When we begin to loosen the grip of reliance within our family system, for instance, and we can start to see how these roles—though once placed on us before we knew what was happening—are but objects with which we can play. Rather than being iron masks that we wear for all eternity, we can learn that we have far more agency within the system than we ever thought.
We learn that we can shed the peacekeeper role—that mask that once made us feel that we had to keep everyone else’s emotions for them, to hold on for dear life to protect the family, to belittle our own emotional validity for the greater good. We learn that we can let it go, and that we will be alright. And, most likely, so will everyone else. It’ll just take some time, because now they’re all going to have to start dealing with that which you once held for them.

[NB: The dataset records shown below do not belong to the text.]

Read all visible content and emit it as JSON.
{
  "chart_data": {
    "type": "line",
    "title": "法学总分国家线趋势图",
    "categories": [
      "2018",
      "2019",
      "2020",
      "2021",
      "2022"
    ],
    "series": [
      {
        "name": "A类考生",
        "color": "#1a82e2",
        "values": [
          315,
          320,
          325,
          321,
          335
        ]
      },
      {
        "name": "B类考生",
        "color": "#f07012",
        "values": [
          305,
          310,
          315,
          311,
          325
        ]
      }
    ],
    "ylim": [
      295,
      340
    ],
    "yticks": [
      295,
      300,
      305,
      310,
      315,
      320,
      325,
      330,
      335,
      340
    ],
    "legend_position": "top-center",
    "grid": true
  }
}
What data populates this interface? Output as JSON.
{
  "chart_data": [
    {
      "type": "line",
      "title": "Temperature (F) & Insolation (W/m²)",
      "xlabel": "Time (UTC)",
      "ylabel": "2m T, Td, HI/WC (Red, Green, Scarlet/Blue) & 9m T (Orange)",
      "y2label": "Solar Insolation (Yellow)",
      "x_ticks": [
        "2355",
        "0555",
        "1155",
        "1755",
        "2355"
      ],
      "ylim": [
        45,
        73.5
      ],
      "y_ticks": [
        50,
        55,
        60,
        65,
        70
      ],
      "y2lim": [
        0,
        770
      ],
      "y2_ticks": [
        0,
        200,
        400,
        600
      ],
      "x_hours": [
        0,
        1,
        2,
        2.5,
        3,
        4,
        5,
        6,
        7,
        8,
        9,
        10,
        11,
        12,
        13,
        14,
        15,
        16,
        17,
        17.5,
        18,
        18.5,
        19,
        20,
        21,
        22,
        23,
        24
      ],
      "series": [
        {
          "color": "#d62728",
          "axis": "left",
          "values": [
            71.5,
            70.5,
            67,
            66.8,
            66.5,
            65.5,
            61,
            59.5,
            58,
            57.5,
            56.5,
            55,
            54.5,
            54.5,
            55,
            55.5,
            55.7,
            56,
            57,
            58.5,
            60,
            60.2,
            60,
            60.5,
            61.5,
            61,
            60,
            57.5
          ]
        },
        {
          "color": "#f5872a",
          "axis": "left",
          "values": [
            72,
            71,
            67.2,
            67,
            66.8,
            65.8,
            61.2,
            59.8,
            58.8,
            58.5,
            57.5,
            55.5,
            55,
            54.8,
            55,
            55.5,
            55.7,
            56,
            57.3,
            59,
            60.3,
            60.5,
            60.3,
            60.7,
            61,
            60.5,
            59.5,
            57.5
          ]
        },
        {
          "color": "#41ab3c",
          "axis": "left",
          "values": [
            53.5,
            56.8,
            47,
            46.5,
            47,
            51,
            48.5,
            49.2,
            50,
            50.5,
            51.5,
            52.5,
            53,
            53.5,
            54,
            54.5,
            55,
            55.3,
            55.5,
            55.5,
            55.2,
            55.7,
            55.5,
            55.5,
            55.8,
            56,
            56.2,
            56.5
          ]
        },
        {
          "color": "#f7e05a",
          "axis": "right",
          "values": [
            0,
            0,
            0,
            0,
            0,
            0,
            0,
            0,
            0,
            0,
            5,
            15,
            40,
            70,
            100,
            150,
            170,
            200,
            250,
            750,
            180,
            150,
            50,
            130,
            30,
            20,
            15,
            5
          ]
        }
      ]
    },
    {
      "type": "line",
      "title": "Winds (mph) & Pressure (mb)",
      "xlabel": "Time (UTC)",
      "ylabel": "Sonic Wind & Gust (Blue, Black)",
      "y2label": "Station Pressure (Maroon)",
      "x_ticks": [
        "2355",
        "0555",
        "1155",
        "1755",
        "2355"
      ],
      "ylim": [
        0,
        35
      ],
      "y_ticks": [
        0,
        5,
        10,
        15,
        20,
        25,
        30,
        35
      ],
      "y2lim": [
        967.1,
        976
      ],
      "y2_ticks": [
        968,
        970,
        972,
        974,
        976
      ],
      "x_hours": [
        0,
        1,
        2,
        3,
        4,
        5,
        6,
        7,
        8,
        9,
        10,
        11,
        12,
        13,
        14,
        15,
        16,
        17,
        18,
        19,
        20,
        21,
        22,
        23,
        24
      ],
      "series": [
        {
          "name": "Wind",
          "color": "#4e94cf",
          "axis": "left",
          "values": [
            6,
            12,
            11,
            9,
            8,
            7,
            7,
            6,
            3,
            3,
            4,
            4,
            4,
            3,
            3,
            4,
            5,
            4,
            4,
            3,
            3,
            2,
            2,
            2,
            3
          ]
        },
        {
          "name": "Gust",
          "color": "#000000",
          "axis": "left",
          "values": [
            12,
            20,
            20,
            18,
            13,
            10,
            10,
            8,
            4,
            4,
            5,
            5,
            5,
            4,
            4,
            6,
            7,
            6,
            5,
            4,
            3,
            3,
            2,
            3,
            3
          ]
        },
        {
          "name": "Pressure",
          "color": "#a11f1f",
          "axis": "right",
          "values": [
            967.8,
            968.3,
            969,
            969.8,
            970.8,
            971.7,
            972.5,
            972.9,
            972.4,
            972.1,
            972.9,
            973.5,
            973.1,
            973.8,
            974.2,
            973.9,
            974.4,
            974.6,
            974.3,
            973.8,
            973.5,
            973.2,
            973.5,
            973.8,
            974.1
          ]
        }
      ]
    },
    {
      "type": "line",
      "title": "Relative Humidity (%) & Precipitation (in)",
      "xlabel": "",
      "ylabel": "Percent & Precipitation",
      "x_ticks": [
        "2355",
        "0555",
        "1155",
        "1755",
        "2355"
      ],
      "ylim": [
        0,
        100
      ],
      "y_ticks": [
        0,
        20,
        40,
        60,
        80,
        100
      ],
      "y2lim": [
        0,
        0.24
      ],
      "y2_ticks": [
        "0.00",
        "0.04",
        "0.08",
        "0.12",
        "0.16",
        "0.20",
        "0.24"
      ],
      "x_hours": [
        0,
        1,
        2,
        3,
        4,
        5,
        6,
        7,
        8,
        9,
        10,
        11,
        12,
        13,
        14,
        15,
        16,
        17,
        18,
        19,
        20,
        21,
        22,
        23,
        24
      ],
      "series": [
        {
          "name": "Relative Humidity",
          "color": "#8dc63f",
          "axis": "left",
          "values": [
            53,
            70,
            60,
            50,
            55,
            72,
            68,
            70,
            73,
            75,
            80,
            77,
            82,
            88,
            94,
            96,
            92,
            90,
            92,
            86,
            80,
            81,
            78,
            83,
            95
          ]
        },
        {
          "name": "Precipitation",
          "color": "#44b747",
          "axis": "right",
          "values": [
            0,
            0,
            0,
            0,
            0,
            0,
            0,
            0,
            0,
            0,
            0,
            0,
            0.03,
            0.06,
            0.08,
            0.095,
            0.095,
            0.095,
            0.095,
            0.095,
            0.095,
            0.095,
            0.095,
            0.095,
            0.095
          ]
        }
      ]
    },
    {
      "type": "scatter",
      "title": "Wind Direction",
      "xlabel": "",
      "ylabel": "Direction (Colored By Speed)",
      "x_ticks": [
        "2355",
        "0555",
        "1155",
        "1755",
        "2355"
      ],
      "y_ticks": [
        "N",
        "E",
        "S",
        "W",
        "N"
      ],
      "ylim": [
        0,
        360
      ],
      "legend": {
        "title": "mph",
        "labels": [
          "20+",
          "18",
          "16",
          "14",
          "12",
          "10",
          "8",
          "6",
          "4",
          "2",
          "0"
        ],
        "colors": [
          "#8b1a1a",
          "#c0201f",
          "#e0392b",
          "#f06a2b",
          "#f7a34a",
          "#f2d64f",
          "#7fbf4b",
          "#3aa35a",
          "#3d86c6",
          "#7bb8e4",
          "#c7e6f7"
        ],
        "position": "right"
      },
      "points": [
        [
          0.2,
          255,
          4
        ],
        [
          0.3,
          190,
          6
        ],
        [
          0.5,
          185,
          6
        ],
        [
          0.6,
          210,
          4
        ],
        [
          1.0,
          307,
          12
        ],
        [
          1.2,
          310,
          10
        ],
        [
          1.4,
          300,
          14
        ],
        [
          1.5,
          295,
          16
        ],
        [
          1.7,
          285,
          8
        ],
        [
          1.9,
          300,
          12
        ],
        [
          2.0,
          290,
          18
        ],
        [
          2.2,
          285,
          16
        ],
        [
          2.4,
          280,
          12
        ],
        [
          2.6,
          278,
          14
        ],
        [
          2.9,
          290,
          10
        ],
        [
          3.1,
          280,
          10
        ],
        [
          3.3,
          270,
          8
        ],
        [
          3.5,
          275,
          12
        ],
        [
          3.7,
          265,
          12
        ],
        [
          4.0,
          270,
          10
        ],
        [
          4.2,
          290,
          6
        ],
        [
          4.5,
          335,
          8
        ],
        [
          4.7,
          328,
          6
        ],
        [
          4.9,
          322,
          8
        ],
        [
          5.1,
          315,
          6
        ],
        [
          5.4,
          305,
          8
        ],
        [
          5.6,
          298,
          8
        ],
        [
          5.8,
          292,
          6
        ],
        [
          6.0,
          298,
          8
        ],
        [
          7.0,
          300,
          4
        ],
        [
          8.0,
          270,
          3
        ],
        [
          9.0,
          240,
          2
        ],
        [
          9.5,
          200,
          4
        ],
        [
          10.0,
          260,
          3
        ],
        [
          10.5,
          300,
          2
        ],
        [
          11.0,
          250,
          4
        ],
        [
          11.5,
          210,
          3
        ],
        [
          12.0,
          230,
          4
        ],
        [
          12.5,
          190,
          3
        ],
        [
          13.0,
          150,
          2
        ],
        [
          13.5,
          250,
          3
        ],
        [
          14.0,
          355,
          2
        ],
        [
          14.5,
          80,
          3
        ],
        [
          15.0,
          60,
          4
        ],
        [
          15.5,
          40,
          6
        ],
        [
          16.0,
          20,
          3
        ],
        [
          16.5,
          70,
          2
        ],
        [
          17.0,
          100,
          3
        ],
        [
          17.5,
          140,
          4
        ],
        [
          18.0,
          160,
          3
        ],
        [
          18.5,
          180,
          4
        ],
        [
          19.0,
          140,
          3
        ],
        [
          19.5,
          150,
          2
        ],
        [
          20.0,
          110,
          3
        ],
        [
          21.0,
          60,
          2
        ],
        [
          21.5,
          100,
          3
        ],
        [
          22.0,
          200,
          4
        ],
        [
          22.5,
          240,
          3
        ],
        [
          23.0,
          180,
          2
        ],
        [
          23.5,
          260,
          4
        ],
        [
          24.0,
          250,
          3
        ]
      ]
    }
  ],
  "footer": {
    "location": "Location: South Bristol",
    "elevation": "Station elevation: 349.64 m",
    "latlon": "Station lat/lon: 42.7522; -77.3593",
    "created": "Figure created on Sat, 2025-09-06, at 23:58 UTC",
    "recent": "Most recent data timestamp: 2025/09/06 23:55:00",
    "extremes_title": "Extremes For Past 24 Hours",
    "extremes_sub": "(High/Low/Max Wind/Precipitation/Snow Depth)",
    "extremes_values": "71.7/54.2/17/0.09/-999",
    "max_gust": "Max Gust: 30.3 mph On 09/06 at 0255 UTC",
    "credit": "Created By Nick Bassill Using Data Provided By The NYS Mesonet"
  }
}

So too our identities within the greater system of society—as family systems are a good example of a microcosm of the macrocosm that make up our social structures—can be loosened. And we can begin to see them as little more than insignificant objects we once thought of as so very big.
So that’s my argument for why I see more merit in calling myself an ethical misogynist. Because, at least I’m being honest with myself. I’m not sure anyone has ever really gotten far by clinging to those roots made up of brittle beliefs taught so many years ago.
I choose to begin from a place of radical honesty, really. An honesty that sounds rough as hell; one that sounds like I’m the bad guy. But in that honesty, I know I can continue on as authentically and as genuinely as I know how. And that I will hopefully find something rather beautiful down the road.